MASA Article

Be A Victor

By

Teresa A. James

            Why stop at being a survivor?  Many of us have been survivors of soul-rending acts for years and have learned that while that is a vital step on our healing path we don’t want to live there.  We don’t have to.  Being a victor is our reward for all of our hard work and that means that we can now simply BE.

            Be that person that your child-self once dreamed of being before the perpetrator took you deep into his or her dungeon of depravity.  Be the doctor who heals others or the lawyer in court or the mother who nourishes and teaches our future generation.  Be the artist who shares their truths and joys with the world or the photojournalist who documents the world.  In two words, BE YOU!

            As survivors we have the tools for the new growth necessary for the next step.  We have already applied those tools for numerous stages of self-exploration and growth to date.  This is simply another stage, the winner’s stage.  We learned in the survivor stage that although there are similarities in the methods of healing, there are various ways to implement those methods.  The same is true for the victor stage.
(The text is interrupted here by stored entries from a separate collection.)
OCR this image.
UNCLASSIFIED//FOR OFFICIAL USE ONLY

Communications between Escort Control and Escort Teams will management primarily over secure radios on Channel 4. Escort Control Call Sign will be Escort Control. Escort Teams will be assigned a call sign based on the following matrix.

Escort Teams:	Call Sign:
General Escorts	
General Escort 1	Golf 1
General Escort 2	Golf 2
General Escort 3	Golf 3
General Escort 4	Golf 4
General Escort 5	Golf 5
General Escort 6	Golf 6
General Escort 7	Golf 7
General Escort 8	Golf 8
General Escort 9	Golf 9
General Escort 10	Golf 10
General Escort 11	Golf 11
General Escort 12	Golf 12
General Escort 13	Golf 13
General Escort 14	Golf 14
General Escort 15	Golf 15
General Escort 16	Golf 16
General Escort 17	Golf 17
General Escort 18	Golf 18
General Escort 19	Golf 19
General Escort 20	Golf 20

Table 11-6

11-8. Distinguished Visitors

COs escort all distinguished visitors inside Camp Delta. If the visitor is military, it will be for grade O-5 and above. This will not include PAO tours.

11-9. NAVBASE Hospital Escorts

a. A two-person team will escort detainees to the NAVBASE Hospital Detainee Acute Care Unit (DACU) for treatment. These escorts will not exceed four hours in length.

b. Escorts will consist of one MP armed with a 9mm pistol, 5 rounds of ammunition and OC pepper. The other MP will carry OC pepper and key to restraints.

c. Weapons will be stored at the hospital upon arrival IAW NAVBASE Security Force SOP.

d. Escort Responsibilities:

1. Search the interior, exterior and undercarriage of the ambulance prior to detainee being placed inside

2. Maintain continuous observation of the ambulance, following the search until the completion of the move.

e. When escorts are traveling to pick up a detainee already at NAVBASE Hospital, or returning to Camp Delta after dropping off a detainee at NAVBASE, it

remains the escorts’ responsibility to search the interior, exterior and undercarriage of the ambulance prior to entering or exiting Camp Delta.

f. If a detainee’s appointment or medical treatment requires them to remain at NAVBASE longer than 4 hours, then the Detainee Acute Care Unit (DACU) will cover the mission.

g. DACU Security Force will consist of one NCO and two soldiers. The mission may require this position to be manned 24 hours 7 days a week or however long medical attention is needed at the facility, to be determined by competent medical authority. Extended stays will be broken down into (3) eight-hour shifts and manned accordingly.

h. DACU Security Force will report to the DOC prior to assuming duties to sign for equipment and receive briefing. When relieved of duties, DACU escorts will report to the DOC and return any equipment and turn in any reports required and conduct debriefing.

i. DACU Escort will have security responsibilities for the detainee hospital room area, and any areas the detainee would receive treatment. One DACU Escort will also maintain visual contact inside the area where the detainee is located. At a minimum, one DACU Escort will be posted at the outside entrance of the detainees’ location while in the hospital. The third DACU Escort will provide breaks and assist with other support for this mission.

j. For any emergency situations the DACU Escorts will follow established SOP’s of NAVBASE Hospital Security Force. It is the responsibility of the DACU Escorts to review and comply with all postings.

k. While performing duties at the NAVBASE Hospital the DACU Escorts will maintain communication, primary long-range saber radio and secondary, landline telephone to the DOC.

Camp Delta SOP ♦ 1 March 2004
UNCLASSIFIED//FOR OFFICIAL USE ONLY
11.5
            For some the answer lies in sending their perpetrator to jail.  For others that is only the beginning of surviving.  For still others, like myself, the answer is forgiveness.  I know this may seem impossible for many and that is all right.  Only you can decide what works best for you.  I forgave my perpetrator for my benefit not his.

            In the act of forgiveness I shifted the weight of carrying the burden from my shoulders back to where it truly belonged in the first place.  Yes, I spent many years on my healing path prior to the day I wrote that letter of forgiveness.  I realized that he still has to answer to his God or the Creator or Buddha at the moment of his departure from this world.  Meanwhile, I have felt a freedom I never thought possible before. 

I have returned to college to earn the rest of my long-postponed degree.  I have enjoyed many loving years with my husband and two sons.  I was capable of telling those I love and value about my past instead of hiding in the closet as if I were the perpetrator of my own crisis rather than the victim.  I laugh and sometimes I cry but now because of the present not because of the past.  In short, I live like most non-victimized individuals.